Si la esperanza tiene lugar en nuestro horizonte es por su manera de estar encarnada en seres concretos, comunidades u organismos.
En un mundo como el que vivimos las fuerzas de la esperanza tienen un endeble asidero pero hay que resaltar su papel central. Podemos primero mirar el destino del planeta. La dimensión del daño ambiental del planeta es catastrófica. Destrucción de bosques por quema y tala para cultivar pastos o simple extracción intensa de especies maderables como sucede en el Darién y en el Amazonas. Desertificación de los suelos marinos y pérdida de la riqueza pesquera para obtención de harinas de pescado. Cientos de millones de personas sin acceso al agua y la contaminación de la disponible por fertilizantes y pesticidas que se suman al uso de sustancias nocivas y el intenso aumento de residuos insalubres. La degradación de los suelos es ya irreversible. La atmósfera recibe toneladas de gases de efecto invernadero. Un desproporcionado consumo de energía tiene dimensiones de espanto para todas las fuentes disponibles. La catástrofe humana tiene dimensiones terribles.
El ecologista escéptico, que es quien se opone a las evidencias de los climatólogos y ambientalistas y llama la atención sobre la actividad del núcleo de la tierra y el impacto del sol, o el místico planetario, que cree ciegamente en la capacidad infinita de la tierra para autorregularse, tienen respuestas optimistas para todos esos factores. Muestran las agriculturas industrializadas de Holanda como un ejemplo, recuerdan el segundo principio de la termodinámica como una razón de fondo; señalan la abundancia de bosque en zonas que antes fueron tundras o desiertos helados; llaman la atención sobre las exitosas instalaciones de producción de peces en los países nórdicos, Asia o Chile; muestran las posibilidades de las energías limpias Y otros más irracionales sacan a relucir sus mitos sobre la tierra como planeta invencible. Extrañamente las posiciones catastróficas de los científicos dedicados al ambiente y el clima y que claman en el desierto son coincidentes con quienes vaticinan que el ciclo de la tierra está ya establecido en los libros sagrados. Ni unos ni otros permiten albergar esperanzas.

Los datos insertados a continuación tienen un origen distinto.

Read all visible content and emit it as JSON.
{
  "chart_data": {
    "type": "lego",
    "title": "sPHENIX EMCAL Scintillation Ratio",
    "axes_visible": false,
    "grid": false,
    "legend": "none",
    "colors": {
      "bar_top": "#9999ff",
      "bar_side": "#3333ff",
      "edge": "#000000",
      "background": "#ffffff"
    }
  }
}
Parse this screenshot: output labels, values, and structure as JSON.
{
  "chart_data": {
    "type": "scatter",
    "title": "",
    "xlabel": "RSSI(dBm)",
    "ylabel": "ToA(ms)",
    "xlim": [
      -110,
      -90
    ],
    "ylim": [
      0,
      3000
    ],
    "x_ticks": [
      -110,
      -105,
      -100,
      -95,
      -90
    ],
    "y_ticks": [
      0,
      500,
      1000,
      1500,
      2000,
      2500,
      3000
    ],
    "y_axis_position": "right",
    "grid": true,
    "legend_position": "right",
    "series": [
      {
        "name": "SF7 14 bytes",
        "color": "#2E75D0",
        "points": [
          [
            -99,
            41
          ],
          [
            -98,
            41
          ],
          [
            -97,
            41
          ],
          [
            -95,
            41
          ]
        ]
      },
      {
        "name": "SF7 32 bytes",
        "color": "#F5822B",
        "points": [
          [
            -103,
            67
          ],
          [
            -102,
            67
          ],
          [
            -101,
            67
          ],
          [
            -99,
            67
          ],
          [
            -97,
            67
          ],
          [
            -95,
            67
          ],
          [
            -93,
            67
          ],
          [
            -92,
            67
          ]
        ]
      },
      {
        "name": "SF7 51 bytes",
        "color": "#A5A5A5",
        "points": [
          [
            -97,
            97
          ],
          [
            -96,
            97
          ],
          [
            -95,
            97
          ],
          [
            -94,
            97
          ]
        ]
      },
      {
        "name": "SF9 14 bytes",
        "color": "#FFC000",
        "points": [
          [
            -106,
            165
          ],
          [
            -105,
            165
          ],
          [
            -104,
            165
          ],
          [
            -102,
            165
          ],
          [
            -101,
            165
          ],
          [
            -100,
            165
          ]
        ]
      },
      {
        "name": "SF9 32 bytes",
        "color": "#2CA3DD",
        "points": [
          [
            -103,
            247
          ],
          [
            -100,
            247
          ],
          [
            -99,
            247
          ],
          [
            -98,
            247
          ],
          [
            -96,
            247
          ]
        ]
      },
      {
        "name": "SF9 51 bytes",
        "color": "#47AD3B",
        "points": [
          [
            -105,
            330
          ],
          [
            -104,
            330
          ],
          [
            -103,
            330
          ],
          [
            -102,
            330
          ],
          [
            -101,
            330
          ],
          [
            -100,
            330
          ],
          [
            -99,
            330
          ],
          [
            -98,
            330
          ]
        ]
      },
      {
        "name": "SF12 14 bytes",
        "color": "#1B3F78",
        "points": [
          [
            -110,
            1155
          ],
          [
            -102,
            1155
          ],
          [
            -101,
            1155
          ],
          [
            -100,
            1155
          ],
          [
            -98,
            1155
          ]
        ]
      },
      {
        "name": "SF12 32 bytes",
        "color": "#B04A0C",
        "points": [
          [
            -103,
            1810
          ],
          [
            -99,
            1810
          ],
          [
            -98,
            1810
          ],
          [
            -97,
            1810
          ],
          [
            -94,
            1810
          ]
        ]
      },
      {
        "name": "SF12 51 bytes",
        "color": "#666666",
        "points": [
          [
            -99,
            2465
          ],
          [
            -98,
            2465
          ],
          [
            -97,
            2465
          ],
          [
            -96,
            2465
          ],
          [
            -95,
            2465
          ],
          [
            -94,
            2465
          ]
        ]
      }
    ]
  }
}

Y si en segundo lugar miramos nuestra historia como nación concluiremos que es mucho más endeble el hilo que permite sostener la ilusión de un futuro mejor. Por todo ello habría que decir que el más endeble asidero de la esperanza es la condición humana, la mezquindad de los mismos seres humanos en todas las latitudes y territorios, la extendida irracionalidad que nos condena al fracaso como especie. No podemos olvidar que todos esos factores de destrucción que acabo de enumerar son antrópicos y en el caso de la nación colombiana parecen ligados estrechamente a nuestra mezquina historia de élites avaras.
Pero en el ser humano está el comienzo y la infinita posibilidad. Si la esperanza tiene lugar en nuestro horizonte es por su manera de estar encarnada en seres concretos, comunidades u organismos. Y esos seres están asediados de manera cruel por las circunstancias más abominables: no son escuchados, son sometidos al escarnio o ven empobrecidas sus tareas pero persisten, insisten, luchan por sus ideales de bien común. Hoy pienso que una mujer como Luz Marina Monzón, directora de la Unidad de Búsqueda de Personas Desaparecidas, luchadora desde hace varias décadas por los derechos humanos y que ha afrontado con una entereza ejemplar su propia vida es un asidero para la esperanza. Hoy enfrenta el reto de buscar 90.000 personas desaparecidas con una oficina sin recursos.